Pakistan needs to make investments to repair and rebuild its administrative and physical infrastructure. The economy cannot achieve a sustainable growth rate necessary to support its around two per cent population growth rate and reduce poverty without huge investment in basic infrastructure and human resources.

A February 2008 report by the World Bank warned, “Without adequate irrigation resources, power, and transport infrastructure, the very sustainability of Pakistan as an independent nation may be at stake as shortages could lead to increased social discontent and disharmony amongst the federation and the provinces.”

Since Pakistan is so significantly behind other Asian countries with whom it competes in international trade and for investment capital, it should invest much more than the averages to catch up. Pakistan needs to spend 8-10 per cent of its GDP on education and infrastructure. This is not possible without drastic cuts in defence and establishment expenditure, reducing corruption, and more and better tax collection.

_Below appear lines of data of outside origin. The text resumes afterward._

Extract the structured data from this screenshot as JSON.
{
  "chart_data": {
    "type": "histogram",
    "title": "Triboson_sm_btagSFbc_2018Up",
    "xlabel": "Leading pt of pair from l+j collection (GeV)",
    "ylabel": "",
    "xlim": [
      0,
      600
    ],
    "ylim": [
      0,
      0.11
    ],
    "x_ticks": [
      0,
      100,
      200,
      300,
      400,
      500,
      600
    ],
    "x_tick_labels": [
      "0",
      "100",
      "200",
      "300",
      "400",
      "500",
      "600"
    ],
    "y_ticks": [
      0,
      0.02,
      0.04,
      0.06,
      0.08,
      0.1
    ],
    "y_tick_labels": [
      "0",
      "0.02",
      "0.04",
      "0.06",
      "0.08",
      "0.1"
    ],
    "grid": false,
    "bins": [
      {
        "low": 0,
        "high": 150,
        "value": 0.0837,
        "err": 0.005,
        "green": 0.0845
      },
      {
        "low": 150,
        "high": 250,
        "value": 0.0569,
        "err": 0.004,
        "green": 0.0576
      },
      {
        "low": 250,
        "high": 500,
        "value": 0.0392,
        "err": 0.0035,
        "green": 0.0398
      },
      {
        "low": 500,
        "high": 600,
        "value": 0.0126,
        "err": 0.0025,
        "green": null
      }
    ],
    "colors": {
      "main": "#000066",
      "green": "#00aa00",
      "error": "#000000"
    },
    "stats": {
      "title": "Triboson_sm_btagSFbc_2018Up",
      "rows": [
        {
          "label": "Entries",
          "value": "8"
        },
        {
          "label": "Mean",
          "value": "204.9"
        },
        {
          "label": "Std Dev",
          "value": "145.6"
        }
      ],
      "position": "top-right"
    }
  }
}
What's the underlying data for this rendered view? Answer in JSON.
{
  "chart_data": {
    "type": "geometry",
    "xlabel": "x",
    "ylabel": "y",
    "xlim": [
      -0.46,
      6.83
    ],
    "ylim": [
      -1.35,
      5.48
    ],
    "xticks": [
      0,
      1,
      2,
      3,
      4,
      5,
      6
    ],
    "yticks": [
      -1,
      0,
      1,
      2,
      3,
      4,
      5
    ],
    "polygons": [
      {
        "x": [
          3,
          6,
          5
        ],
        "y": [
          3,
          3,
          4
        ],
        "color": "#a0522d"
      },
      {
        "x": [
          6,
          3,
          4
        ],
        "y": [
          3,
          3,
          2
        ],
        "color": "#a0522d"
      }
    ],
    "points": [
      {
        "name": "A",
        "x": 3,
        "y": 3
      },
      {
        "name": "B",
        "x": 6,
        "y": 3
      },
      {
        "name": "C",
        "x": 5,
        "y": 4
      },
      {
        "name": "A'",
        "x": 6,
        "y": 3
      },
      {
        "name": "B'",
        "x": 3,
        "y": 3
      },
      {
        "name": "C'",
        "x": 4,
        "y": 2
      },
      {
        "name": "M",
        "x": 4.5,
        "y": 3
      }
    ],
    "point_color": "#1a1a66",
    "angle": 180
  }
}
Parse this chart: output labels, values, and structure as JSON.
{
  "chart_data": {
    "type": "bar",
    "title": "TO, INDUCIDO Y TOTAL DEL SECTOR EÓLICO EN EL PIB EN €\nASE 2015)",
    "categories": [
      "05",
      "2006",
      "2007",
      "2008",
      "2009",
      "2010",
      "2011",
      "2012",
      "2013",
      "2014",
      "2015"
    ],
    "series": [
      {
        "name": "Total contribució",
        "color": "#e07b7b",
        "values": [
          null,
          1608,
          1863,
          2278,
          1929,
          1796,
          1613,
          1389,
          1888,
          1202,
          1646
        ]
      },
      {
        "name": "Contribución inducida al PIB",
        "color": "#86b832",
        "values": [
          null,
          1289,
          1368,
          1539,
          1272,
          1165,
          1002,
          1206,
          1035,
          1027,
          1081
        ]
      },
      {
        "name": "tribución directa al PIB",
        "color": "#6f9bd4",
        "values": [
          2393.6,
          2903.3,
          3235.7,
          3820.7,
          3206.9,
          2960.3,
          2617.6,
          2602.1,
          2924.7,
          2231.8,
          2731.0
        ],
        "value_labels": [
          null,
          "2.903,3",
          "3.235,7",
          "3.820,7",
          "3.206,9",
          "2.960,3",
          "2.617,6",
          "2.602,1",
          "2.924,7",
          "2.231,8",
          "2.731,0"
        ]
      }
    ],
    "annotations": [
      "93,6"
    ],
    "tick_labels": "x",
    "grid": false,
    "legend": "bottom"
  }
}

We need peace and to put an end to all external and internal conflicts in order to restore conditions that are conducive to economic development. The army has to stop its arms spending spree and find a way to transform Pakistan from a dysfunctional debt and arms-addicted national-security state – which has been and continues to be in a state of constant tension and sometimes at war with its neighbouring countries and with itself.
Army holds the country together. If it does not take the lead and make the right initiatives in the right direction, there may not be any rational reason or room for hope for Pakistan. It may be too much to expect power-broking and scheming mortals with limited intellect and vision to become saviours and nation builders overnight. But the choice is quickly becoming stark.
Act to resurrect the state of Pakistan and dispel the perception that it will wither away under the weight of its own history and blunders of the self-serving and short-sighted ruling elites.